Ha pasado mucho tiempo desde la primera vez que te vi a través de mi ventana, parada en el umbral de la tuya, con mi vista borrosa ocasionada por el imperio del astigmatismo y la miopía, capaz de captar la figura de tu rostro pero no la belleza de sus detalles. Tuvieron que pasar casi diez años para que mis ojos se liberaran de sus telarañas, diez años llenos de incógnitas e hipótesis, de encuentros fortuitos desde los matutinos hasta los nocturnos, todos a través de las mismas ventanas, sin compartir alegrías y penas, logros y fracasos, veranos e inviernos.

Mi excelsa timidez fue la culpable de que nunca te haya saludado o por lo menos sonreído durante esos casi diez años de neutralidad y, por qué no decirlo, de vergüenza desmesurada, sin embargo, por aquellos días llegué a una conclusión: “No hay vergüenza que dure diez años ni ventana que la resista”. Fue por ello que ideé un plan para poder conocerte y junté a mis amigos para planteárselos, aquellos amigos que también conociste y con los cuales compartimos muchos momentos.

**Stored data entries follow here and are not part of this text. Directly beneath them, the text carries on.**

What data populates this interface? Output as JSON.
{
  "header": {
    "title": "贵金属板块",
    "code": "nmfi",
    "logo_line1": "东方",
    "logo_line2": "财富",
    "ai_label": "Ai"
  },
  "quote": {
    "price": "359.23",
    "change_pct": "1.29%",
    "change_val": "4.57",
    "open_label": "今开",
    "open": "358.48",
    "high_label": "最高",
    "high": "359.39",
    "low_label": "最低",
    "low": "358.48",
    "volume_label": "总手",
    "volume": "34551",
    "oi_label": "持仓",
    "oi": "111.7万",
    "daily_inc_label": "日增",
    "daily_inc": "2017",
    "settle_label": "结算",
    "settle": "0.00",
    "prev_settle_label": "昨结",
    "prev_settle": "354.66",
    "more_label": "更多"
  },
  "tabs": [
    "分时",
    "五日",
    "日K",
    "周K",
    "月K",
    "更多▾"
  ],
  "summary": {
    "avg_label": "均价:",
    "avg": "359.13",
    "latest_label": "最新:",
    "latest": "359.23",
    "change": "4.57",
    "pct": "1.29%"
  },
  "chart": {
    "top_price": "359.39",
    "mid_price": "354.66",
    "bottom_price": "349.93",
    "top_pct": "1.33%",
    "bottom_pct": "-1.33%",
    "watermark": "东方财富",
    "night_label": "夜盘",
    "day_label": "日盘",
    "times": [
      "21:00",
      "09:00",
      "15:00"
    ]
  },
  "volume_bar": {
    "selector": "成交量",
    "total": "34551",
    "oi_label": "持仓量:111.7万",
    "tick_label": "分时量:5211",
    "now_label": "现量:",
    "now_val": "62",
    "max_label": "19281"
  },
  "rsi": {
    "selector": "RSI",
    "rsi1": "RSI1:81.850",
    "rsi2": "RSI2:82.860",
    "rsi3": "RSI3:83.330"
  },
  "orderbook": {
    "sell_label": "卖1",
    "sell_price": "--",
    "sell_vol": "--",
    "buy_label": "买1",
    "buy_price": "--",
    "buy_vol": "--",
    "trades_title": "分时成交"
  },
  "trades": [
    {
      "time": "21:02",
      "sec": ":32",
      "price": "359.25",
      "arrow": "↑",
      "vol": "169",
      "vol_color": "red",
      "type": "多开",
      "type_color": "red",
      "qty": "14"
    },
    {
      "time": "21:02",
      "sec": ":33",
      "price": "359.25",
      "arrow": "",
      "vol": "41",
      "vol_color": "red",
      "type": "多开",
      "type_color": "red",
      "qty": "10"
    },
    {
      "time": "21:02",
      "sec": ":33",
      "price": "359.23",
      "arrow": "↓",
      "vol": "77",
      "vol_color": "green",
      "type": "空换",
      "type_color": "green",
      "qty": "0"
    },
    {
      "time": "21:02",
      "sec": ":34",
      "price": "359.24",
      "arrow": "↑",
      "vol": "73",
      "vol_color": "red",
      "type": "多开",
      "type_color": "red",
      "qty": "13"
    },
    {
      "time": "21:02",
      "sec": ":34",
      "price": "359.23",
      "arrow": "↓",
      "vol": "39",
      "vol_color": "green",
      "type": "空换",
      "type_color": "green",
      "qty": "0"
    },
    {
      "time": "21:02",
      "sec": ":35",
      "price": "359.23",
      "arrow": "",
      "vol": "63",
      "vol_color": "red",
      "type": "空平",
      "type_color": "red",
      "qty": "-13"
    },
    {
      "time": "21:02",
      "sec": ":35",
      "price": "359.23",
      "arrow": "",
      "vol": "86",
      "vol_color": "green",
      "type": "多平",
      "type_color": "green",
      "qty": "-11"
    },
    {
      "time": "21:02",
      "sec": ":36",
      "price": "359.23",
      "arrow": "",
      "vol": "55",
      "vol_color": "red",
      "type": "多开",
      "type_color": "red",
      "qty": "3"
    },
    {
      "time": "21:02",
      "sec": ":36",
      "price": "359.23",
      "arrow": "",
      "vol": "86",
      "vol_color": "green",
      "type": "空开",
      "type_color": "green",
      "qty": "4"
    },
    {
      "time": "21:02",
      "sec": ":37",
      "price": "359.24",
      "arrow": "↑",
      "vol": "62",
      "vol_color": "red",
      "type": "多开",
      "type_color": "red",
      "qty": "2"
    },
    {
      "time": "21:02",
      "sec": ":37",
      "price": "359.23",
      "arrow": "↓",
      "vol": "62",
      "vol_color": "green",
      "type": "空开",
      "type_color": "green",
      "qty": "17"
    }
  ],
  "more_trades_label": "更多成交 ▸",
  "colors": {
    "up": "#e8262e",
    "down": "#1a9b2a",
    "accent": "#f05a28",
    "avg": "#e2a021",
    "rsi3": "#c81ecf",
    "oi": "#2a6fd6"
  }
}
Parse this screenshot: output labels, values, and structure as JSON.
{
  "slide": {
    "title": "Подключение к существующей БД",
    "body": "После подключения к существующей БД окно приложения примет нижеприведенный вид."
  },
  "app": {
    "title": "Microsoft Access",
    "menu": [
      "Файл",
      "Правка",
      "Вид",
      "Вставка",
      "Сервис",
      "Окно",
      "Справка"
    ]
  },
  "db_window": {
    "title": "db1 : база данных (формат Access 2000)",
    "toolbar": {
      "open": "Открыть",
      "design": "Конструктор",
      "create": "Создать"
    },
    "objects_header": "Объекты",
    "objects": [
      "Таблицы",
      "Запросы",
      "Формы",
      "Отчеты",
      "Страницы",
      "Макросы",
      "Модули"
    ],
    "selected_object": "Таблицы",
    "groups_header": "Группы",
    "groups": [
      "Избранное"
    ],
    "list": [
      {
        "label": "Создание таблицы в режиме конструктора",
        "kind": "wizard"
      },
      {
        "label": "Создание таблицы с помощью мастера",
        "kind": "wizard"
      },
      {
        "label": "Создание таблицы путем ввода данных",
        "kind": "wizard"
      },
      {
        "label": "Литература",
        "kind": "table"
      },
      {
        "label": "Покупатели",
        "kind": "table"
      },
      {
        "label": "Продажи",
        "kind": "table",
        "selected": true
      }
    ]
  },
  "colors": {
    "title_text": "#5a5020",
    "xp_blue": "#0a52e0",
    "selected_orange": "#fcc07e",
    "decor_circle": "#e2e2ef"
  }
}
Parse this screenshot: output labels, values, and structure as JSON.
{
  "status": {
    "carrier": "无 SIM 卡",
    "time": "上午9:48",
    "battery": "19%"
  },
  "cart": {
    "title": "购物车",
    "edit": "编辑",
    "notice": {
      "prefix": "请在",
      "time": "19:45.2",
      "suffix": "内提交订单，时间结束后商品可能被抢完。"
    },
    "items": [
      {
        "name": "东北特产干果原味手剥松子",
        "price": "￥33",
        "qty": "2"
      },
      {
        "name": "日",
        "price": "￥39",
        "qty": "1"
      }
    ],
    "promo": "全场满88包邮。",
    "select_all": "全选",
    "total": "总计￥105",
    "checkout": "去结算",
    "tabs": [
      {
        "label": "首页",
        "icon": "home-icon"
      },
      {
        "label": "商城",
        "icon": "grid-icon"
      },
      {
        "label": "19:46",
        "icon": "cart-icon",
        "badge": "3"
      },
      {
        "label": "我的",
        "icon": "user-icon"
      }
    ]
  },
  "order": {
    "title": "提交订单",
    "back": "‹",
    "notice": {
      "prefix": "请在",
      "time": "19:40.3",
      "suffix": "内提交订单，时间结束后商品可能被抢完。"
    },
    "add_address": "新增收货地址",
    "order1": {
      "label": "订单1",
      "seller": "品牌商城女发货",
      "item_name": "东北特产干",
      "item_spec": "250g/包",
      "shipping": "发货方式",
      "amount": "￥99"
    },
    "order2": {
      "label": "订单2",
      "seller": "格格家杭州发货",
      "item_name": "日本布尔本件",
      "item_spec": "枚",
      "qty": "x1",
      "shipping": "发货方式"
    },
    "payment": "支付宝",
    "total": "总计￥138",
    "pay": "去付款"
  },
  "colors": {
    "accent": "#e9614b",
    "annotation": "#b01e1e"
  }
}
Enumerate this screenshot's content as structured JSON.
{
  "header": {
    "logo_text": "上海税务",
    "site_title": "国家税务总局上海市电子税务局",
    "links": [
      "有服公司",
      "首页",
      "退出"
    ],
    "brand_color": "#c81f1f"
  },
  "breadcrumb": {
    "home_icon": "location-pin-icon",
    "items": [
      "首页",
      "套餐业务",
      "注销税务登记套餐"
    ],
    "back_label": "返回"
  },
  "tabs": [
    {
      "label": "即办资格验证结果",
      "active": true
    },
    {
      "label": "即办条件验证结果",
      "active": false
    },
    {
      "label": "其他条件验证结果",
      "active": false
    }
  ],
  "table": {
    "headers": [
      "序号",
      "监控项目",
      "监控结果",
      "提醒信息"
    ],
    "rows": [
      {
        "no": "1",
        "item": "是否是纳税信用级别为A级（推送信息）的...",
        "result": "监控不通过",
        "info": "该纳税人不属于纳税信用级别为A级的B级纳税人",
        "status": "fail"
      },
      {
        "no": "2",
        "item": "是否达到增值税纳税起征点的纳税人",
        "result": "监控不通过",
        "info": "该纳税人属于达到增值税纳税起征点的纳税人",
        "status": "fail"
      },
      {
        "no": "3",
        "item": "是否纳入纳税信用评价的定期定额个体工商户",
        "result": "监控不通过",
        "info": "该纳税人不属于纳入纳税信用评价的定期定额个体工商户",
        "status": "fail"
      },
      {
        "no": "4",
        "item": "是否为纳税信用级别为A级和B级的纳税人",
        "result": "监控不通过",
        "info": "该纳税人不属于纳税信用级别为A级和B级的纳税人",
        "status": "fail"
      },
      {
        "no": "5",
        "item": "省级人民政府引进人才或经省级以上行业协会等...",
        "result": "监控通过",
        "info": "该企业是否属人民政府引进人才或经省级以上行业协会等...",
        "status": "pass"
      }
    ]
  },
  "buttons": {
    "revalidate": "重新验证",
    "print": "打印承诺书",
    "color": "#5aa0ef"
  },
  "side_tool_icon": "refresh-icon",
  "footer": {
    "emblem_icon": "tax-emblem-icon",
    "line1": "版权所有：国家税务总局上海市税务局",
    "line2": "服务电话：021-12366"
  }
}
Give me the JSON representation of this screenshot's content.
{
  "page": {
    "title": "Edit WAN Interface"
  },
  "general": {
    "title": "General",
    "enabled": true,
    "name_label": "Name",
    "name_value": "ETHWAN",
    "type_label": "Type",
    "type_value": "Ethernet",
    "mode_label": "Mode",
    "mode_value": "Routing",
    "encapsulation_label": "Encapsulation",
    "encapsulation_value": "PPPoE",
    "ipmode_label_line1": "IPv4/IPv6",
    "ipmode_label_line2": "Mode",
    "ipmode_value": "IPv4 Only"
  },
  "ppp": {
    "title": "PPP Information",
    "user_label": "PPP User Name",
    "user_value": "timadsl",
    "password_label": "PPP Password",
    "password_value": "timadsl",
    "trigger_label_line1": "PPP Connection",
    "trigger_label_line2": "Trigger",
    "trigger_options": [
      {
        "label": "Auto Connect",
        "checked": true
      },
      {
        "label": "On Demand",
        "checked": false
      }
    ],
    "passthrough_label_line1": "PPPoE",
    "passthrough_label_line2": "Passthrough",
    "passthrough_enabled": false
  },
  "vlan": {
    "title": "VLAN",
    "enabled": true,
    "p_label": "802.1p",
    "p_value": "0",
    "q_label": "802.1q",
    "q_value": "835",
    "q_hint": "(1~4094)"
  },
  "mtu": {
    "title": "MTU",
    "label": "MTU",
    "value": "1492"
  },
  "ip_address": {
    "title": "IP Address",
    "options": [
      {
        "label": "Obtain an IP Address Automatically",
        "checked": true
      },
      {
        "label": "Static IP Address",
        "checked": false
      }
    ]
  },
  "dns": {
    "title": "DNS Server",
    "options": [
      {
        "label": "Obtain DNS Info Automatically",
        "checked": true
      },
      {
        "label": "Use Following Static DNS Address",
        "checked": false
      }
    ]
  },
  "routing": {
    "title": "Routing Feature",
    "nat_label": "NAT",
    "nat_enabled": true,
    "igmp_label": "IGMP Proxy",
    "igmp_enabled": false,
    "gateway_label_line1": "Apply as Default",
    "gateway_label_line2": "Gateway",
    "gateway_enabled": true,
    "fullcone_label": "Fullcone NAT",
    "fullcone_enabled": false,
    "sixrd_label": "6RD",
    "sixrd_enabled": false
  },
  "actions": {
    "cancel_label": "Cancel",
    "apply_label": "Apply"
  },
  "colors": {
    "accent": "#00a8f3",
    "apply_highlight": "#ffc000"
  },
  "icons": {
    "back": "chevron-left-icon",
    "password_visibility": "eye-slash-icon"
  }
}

La idea de “permitir” el ingreso de chicas a un grupo exclusivo para varones fue extravagante y muy moderna para nuestras vetustas mentes, algo semejante a la sola noción de que “los chicos del club de Toby” dejaran ingresar a “la pequeña Lulú y sus amigas” al “Club Secreto”.

El día llegó. Pactamos una reunión en la terraza de la casa de mis padres, la misma que colindaba con la casa de los tuyos. Lo primero por decir es que la impresión que tuve cuando te vi aquella tarde cara a cara es incapaz de ser descrita en este pedazo de hoja. Pese a ello, y apropiándome de la simpleza del que sólo desea comunicar, puedo mencionar que aprendí a reconocer las facciones de tu rostro, tal como las había imaginado desde siempre. Lo segundo por comentar es que la ventana de tu cuarto se veía desolada cuando no estabas asomada por ella.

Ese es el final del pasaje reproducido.